In March 2015, Yale New Haven Hospital implemented the STEPS-ICU program, which speeds recovery and improves quality of life through a regimen of early mobilization that starts in the ICU. The program’s leaders reported last year that their protocol led to shorter hospital stays; less time on a respirator; and an increased likelihood that patients would go home instead of to a nursing or rehab facility. Ferrante, the program’s physician director, said “Early mobilization helps improve patient outcomes. With the STEPS-ICU program, we have seen a reduction in ventilator hours and length of stay, and an increase in the number of patients able to go home from the hospital.”

Program planning began in 2013 when a team of physicians, nurses, and therapists surveyed nurses; identified barriers to implementation; determined what additional assets would be needed; and crafted a business plan. Physical therapy seemed to be an afterthought, they found. Orders were typically placed on the eighth day of an ICU stay and not filled for another three days. “It really wasn’t until day 11 in the ICU that [patients] were getting any type of therapy,” said Dawn Wicker, a physical therapist and a leader of the project. “And they were only seen two or three times per week.”

With support from hospital administration, the team launched their program. “It took a lot of time and persistence,” Ferrante said. “At the beginning there were many people who were not comfortable with the idea of mobilizing ICU patients. With the literature growing in this area and having leadership support this, we did achieve culture change.”

They adapted the hospital’s electronic medical record to make documentation of therapy more user-friendly. All ICU rooms were outfitted with walkers, reclining chairs, and chair alarms. Two physical therapists, an occupational therapist, and a rehab aide were assigned to the MICU. Nurses now receive training in mobilization. The team developed a protocol of exercises that would start early in an ICU stay, depending on the patient’s condition, and therapy sessions were increased from three to six days a week. “While they are stabilizing medically, we are beginning early mobilization,” Wicker said.
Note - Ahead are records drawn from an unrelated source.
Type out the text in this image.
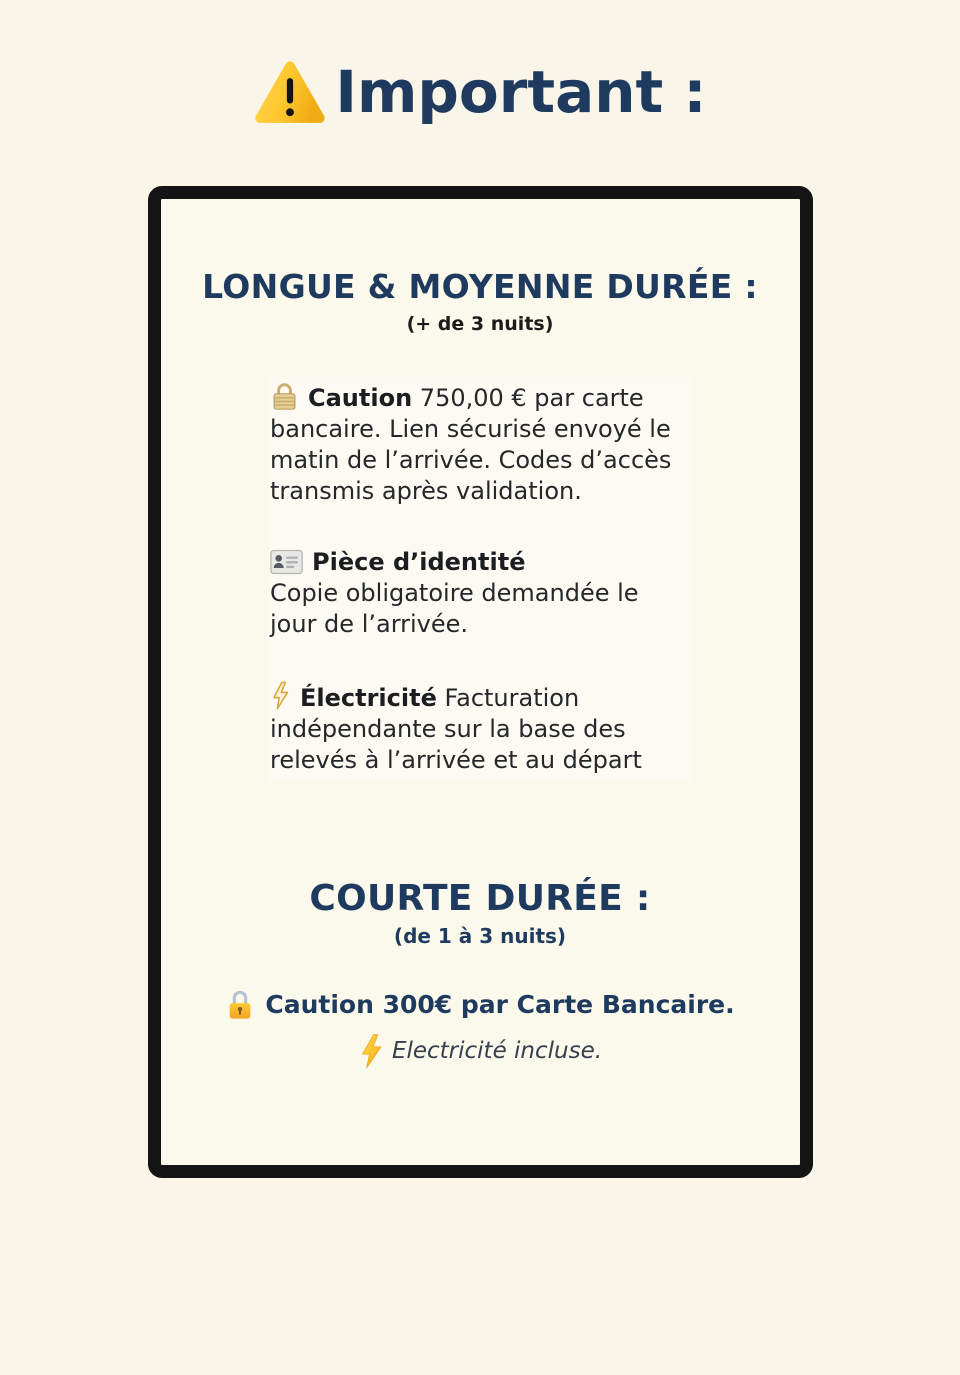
Important :
LONGUE & MOYENNE DURÉE :
(+ de 3 nuits)
Caution 750,00 € par carte bancaire. Lien sécurisé envoyé le matin de l’arrivée. Codes d’accès transmis après validation.
Pièce d’identité
Copie obligatoire demandée le jour de l’arrivée.
Électricité Facturation indépendante sur la base des relevés à l’arrivée et au départ
COURTE DURÉE :
(de 1 à 3 nuits)
Caution 300€ par Carte Bancaire.
Electricité incluse.
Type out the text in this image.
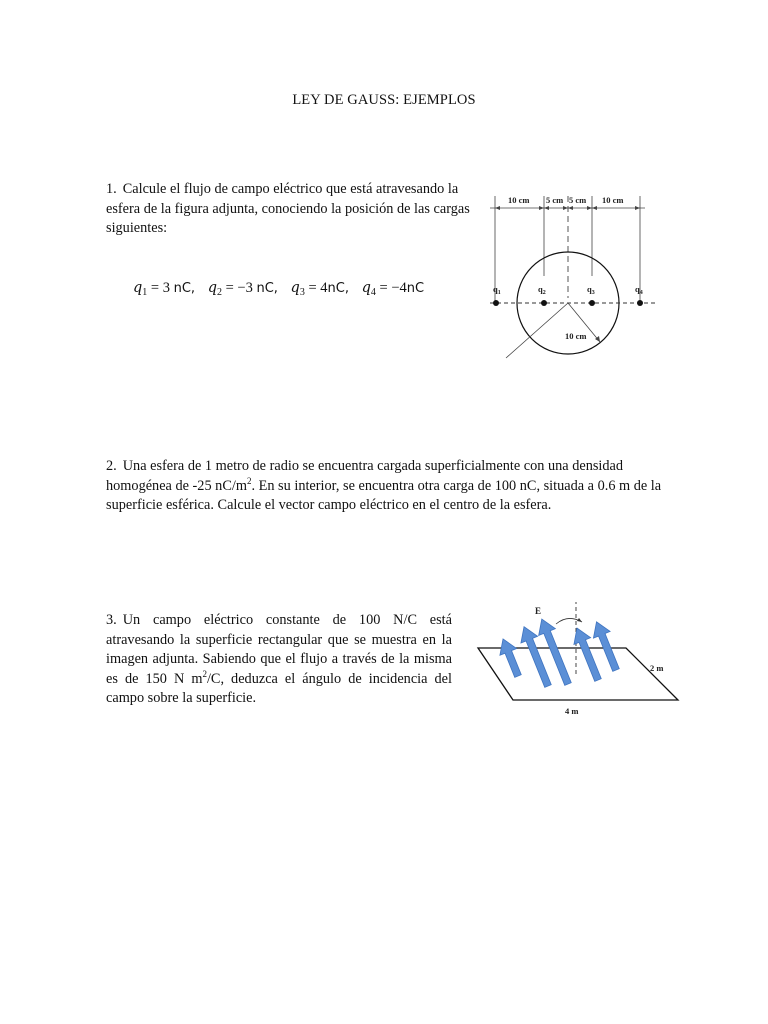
LEY DE GAUSS: EJEMPLOS
1. Calcule el flujo de campo eléctrico que está atravesando la esfera de la figura adjunta, conociendo la posición de las cargas siguientes:
$q_1 = 3$ nC, $q_2 = -3$ nC, $q_3 = 4nC$, $q_4 = -4nC$
10 cm 5 cm 5 cm 10 cm
10 cm
$q_1$	$q_2$	$q_3$	$q_4$
2. Una esfera de 1 metro de radio se encuentra cargada superficialmente con una densidad homogénea de -25 $nC/m^2$. En su interior, se encuentra otra carga de 100 nC, situada a 0.6 m de la superficie esférica. Calcule el vector campo eléctrico en el centro de la esfera.
3. Un campo eléctrico constante de 100 N/C está atravesando la superficie rectangular que se muestra en la imagen adjunta. Sabiendo que el flujo a través de la misma es de 150 N $m^2/C$, deduzca el ángulo de incidencia del campo sobre la superficie.
E
2 m
4 m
Mobilization begins with knee bends in bed; works up to sitting up and dangling legs over the side of the bed; then walking a few steps to a chair with a walker or assistance from therapists; finally, walking in the hallways. In a pre-/post-intervention analysis, patients benefitted from a 51% decline in the median length of stay in the MICU; a median reduction in ventilator hours of nearly 20%; and an increase in patients who went home rather than to a nursing or rehab facility from 17.8% to 24.9%.

“Everyone knows now that we don’t keep people sedated and in bed and it’s important to get people up and moving,” Ferrante said. “The patients love it. They love being able to move and get up.”